Forschung gegen Angst

Studien weisen eine starke Leistungsverminderung bei angstinduzierter Führung nach, da die Fokussierung auf die Arbeit und die arbeitsbezogene Konzentrationsleistung gestört wird. Ebenso beobachteten die Forscher ein verstärktes egoistisches und sogar unethisches Verhalten, der in Angst versetzten Personen.
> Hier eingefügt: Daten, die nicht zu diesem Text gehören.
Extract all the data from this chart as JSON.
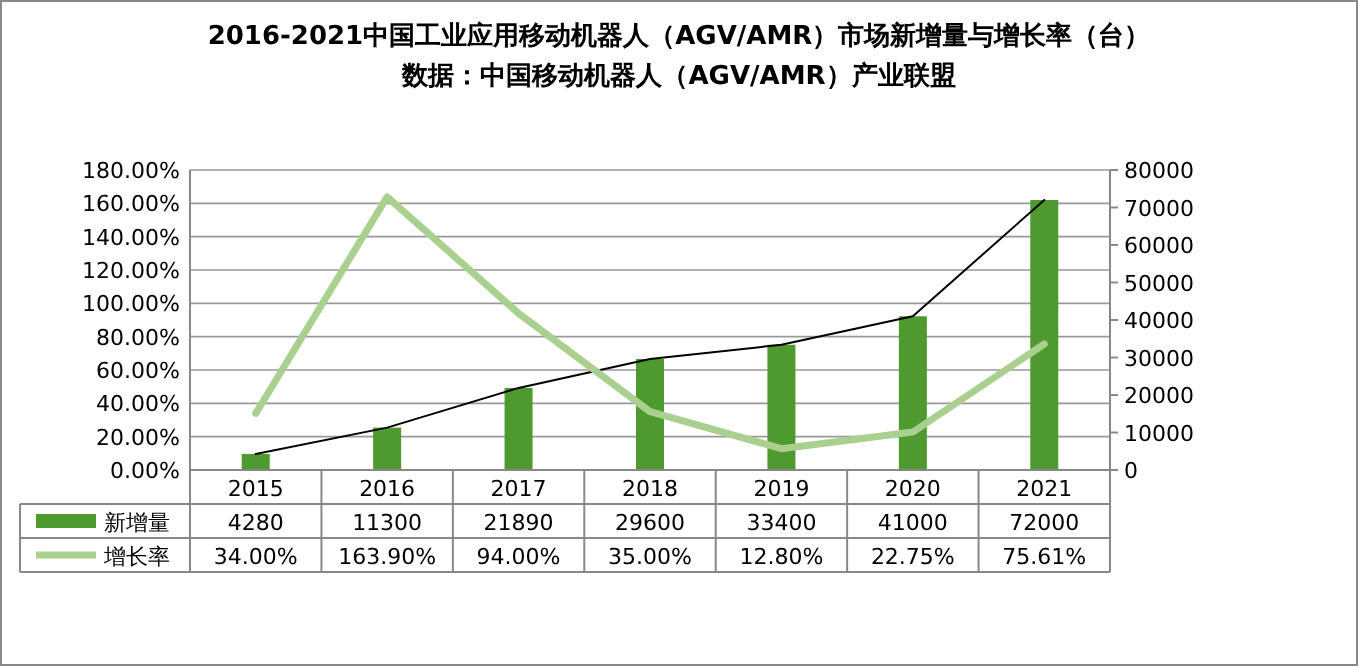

Die Befürworter einer angstinduzierenden Führung übersehen, dass das in der Tat bei Angst erhöhte Erregungsniveau theoretisch nur dann in Leistung transformiert werden kann, wenn die in Angst versetzte Person über Selbstregulierungsstrategien verfügt, mit dieser Angst umzugehen. Dies ist dabei nur der Fall wenn die Person überzeugt ist, die Fähigkeit zur Mehrleistung zu besitzen und dabei auch überzeugt davon ist, dass ein mehr an Training die eigene Leistung verbessert, sowie eine Motivation besitzt, die Tätigkeit überhaupt gerne machen zu wollen, wie Jürgen Weibler, Professor für Personalführung und Organisation beschreibt. „Aber genau diese Bedingungen haben zum Ziel, entweder Angst erst gar nicht entstehen zu lassen oder aufkommende Angst möglichst schnell und konstruktiv abzubauen“, erklärt er die gedankliche Fehlstellung bei Managern, die das Erzeugen von Angst pauschal für eine gute Sache halten. „Angst bei Mitarbeitenden zu schüren ist unter Leistungsgesichtspunkten eine nachweislich ungeeignete Führungsstrategie, um die Leistung anzuheben“, folgert Weibler. Dies gilt insbesondere bei komplexen und kreativen Aufgaben. Kets de Vries, Psychoanalyst und Management-Trainer erklärt: Angst funktioniert für eine bestimmte Zeit und in Grenzen. Grundvoraussetzung ist der Respekt vor den Menschen. Wenn man jedoch diese Strategie zu lange fährt, wird man fallen, oder die Untergebenen werden nicht mehr leistungsfähig sein“. Vielleicht also kann die kurzweilige Angst durch die Produktion von Adrenalin im Sportbereich kurzfristig leistungssteigernde Effekte im Wettkampf haben, am Arbeitsplatz haben solche Methoden, im Normalfall jedoch keinen Platz, denn sie würde in einer Arbeitslandschaft, in der immer mehr der eigene Spirit gefragt ist, unsere Kreativität auffressen.